The multi-file version actually loaded slower — about 112 milliseconds total — because of the module resolution overhead, cross-file import resolution, and filesystem reads for 14 separate files.

At runtime, the JavaScript engine compiles functions lazily. A large file doesn't compile all its code at startup. It compiles functions when they're first called. Unused code paths are never compiled. Memory at idle is 52 megabytes regardless of whether the code is in one file or fourteen.

Function calls within a single file are identical in performance to function calls across modules. The engine optimizes call sites the same way regardless of module boundaries. There is zero runtime performance difference.


X – When a Monolith Becomes Wrong

I'm not arguing that monoliths are always better. Here are the concrete signals that would tell me it's time to split.

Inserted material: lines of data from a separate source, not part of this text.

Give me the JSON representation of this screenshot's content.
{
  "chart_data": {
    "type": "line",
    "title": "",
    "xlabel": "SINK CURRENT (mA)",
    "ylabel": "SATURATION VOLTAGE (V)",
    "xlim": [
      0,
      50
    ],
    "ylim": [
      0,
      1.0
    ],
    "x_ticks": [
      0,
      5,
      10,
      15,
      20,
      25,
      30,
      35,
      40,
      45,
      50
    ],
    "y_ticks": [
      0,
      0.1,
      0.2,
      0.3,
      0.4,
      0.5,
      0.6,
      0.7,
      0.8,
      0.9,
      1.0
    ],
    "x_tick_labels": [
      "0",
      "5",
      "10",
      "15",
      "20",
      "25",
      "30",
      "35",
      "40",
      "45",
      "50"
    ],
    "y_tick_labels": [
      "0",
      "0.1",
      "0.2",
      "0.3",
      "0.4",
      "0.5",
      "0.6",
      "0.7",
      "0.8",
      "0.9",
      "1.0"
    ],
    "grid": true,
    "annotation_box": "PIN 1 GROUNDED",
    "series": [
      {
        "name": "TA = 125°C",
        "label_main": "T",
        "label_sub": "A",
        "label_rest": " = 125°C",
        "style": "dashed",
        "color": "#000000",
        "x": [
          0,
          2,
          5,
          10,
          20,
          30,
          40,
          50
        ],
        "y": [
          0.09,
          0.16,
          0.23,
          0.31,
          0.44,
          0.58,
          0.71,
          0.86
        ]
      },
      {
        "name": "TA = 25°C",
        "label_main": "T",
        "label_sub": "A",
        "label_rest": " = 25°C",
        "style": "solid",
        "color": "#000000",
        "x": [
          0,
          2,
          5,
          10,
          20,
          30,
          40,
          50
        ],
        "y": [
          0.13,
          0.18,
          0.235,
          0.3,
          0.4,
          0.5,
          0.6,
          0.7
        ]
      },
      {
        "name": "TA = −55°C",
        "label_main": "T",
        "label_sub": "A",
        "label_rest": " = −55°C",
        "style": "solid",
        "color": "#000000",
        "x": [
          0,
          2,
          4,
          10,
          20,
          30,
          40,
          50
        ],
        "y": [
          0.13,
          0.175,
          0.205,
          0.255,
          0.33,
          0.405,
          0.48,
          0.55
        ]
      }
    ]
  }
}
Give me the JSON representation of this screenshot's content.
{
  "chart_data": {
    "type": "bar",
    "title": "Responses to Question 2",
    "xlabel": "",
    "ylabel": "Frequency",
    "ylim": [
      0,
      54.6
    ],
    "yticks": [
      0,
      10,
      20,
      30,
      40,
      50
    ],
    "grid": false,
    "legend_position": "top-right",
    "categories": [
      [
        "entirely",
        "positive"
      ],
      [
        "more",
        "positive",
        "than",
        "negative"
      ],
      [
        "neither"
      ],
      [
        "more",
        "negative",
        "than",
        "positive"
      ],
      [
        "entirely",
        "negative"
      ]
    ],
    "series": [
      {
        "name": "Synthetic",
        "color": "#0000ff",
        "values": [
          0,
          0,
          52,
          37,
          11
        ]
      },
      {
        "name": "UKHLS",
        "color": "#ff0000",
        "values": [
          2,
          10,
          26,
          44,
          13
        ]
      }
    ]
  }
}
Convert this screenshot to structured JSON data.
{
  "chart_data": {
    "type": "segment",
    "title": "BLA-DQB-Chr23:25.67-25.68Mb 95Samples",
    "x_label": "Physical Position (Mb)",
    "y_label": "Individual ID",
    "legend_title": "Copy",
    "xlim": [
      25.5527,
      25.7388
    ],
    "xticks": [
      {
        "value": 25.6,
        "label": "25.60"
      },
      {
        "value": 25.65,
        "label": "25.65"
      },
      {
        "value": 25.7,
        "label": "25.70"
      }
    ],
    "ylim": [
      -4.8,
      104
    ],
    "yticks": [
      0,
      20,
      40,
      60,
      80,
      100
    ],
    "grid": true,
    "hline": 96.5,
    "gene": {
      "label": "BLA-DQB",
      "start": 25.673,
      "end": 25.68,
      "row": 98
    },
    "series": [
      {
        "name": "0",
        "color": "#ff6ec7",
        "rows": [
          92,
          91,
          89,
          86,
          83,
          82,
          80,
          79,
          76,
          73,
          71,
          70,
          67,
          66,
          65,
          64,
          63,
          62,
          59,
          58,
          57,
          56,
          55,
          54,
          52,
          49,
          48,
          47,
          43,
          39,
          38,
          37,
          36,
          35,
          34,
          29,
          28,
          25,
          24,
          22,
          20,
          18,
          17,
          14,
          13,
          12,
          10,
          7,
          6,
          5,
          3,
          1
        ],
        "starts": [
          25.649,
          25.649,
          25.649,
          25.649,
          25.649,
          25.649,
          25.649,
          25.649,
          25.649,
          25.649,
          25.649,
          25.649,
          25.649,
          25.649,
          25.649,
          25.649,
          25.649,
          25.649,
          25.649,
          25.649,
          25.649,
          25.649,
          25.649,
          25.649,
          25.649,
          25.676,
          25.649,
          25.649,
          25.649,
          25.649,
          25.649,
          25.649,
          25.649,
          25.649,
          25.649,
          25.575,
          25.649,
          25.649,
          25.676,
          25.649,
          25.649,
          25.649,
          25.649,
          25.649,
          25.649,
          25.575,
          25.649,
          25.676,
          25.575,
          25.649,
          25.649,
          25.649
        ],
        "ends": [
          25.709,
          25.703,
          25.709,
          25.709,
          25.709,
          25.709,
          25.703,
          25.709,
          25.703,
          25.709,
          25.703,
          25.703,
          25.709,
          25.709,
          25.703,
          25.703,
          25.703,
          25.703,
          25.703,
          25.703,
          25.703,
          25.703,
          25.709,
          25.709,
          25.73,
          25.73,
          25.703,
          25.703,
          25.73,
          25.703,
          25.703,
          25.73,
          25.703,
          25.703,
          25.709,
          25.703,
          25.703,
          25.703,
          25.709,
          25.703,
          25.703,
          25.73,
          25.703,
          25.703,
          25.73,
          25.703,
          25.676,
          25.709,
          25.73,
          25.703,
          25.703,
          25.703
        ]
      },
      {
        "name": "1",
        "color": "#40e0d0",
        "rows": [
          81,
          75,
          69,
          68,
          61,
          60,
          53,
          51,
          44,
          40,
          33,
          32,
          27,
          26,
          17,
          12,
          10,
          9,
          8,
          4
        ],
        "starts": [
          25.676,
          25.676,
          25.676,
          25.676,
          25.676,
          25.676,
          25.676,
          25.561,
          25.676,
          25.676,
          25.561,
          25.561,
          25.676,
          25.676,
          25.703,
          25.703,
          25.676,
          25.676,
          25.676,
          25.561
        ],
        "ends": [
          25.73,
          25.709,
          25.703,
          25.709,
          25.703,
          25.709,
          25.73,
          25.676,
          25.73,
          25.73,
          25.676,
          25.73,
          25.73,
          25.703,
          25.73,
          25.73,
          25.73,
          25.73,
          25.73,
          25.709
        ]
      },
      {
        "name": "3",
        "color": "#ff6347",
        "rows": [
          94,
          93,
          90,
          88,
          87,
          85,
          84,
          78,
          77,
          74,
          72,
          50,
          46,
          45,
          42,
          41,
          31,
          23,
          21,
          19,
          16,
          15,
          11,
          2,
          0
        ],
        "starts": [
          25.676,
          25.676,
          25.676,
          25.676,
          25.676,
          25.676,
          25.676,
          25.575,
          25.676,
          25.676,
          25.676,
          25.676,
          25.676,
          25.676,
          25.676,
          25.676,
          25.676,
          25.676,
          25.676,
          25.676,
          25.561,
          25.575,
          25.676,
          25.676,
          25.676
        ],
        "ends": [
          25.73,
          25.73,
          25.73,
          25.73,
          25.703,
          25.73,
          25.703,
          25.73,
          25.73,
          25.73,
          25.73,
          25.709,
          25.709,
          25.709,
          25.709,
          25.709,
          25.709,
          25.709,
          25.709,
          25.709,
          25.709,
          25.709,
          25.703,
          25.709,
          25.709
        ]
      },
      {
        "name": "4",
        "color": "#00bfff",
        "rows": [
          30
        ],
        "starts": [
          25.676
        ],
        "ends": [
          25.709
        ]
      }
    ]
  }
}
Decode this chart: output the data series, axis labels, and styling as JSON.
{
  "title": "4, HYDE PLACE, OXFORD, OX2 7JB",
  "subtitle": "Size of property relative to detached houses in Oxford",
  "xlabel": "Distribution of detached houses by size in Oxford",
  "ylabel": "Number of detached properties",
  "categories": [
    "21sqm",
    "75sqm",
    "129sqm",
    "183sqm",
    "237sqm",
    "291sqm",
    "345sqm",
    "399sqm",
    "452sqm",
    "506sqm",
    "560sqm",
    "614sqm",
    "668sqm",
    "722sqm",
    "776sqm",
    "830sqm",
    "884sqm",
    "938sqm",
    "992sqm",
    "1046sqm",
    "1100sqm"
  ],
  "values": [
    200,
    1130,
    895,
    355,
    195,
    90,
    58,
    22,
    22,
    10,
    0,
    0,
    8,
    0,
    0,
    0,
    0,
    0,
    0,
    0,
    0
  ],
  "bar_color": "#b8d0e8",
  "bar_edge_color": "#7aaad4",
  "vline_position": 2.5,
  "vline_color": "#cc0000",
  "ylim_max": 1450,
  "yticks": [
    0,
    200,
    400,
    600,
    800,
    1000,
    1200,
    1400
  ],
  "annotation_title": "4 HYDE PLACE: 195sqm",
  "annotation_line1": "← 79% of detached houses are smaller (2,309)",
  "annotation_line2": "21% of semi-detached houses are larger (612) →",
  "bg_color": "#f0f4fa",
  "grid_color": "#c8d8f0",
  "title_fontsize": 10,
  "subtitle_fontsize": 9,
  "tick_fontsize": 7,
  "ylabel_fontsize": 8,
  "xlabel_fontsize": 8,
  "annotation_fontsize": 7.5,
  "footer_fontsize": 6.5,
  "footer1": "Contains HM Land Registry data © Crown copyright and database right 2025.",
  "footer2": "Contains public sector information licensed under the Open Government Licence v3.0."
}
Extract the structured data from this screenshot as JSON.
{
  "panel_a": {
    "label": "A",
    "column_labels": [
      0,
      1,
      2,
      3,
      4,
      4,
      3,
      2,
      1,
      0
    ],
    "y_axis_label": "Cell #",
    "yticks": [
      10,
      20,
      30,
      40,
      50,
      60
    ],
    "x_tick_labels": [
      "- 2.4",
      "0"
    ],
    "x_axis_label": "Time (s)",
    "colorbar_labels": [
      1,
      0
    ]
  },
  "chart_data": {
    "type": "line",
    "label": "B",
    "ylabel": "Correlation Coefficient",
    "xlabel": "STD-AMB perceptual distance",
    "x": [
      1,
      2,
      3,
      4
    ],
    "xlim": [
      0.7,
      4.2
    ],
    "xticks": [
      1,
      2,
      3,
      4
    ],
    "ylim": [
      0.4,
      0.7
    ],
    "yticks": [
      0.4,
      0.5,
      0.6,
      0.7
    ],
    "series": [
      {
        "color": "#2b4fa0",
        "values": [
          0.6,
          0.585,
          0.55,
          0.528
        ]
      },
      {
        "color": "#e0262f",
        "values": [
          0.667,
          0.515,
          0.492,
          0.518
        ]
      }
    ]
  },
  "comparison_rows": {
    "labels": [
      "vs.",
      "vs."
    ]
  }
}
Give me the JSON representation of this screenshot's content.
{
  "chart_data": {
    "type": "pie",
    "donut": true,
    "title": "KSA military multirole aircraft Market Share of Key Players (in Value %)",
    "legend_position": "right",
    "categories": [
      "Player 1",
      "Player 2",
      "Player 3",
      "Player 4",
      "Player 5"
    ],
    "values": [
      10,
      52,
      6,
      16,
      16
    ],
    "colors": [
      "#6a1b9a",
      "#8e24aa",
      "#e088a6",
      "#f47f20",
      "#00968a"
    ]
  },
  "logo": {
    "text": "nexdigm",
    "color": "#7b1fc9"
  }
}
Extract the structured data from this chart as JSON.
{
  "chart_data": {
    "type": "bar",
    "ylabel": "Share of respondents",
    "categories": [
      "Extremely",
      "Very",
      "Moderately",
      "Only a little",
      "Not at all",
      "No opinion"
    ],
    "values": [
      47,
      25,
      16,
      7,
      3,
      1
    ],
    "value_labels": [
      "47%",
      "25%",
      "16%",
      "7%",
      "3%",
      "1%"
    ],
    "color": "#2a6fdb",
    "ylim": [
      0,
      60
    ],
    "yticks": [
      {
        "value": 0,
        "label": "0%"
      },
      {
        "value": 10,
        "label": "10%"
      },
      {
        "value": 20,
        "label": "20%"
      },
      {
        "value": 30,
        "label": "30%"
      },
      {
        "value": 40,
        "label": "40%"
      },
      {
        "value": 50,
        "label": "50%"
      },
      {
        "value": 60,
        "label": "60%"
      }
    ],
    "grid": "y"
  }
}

A second developer joins and we're stepping on each other's changes. Frequent edits to the same file means constant merge conflicts. Splitting along the seams reduces friction.

One component needs a fundamentally different runtime. If we added ML model serving that required Python, that component would need its own process.

One component's failure shouldn't affect others. If the AI pipeline starts crashing due to LLM API changes and we want billing and key-value operations to keep working independently, extraction provides blast radius control.

One component needs to scale independently. If AI generation volume grows 100x while key-value reads stay constant, extracting the pipeline lets us scale it separately.

The file exceeds our ability to understand it. If I can no longer hold the entire system in my head — if I need a wiki to remember how billing interacts with event streaming — it's time to split for cognitive reasons.

None of these conditions are currently true. The system fits in one developer's head, runs on one server, and serves all traffic comfortably.


XI – The Counter-Intuitive Conclusion

Here's what I've learned from running a 13,870-line monolith in production for 8 months.

The monolith is not the absence of architecture. It's the simplest architecture that solves the problem.

The seams are there. The boundaries are clear. The extraction points are documented. We could split in a week if we needed to.

But we don't need to. And choosing not to split buys us simplicity, reliability, debuggability, and deployment speed — at the cost of future flexibility we can purchase later, when we actually need it, with full knowledge of where the traffic patterns really are.

Not where we guessed they'd be on day one.

Premature decomposition is the root of all evil in distributed systems. Don't split until the pain of staying together exceeds the pain of splitting apart.

For us, that day hasn't come.

And honestly? I hope it doesn't come for a while.

How big is the largest single file in your codebase? What would it take — really take — for you to split it? The threshold is different for every team, and I'm genuinely curious where yours falls.

– Antonio

"Simplicity is the ultimate sophistication."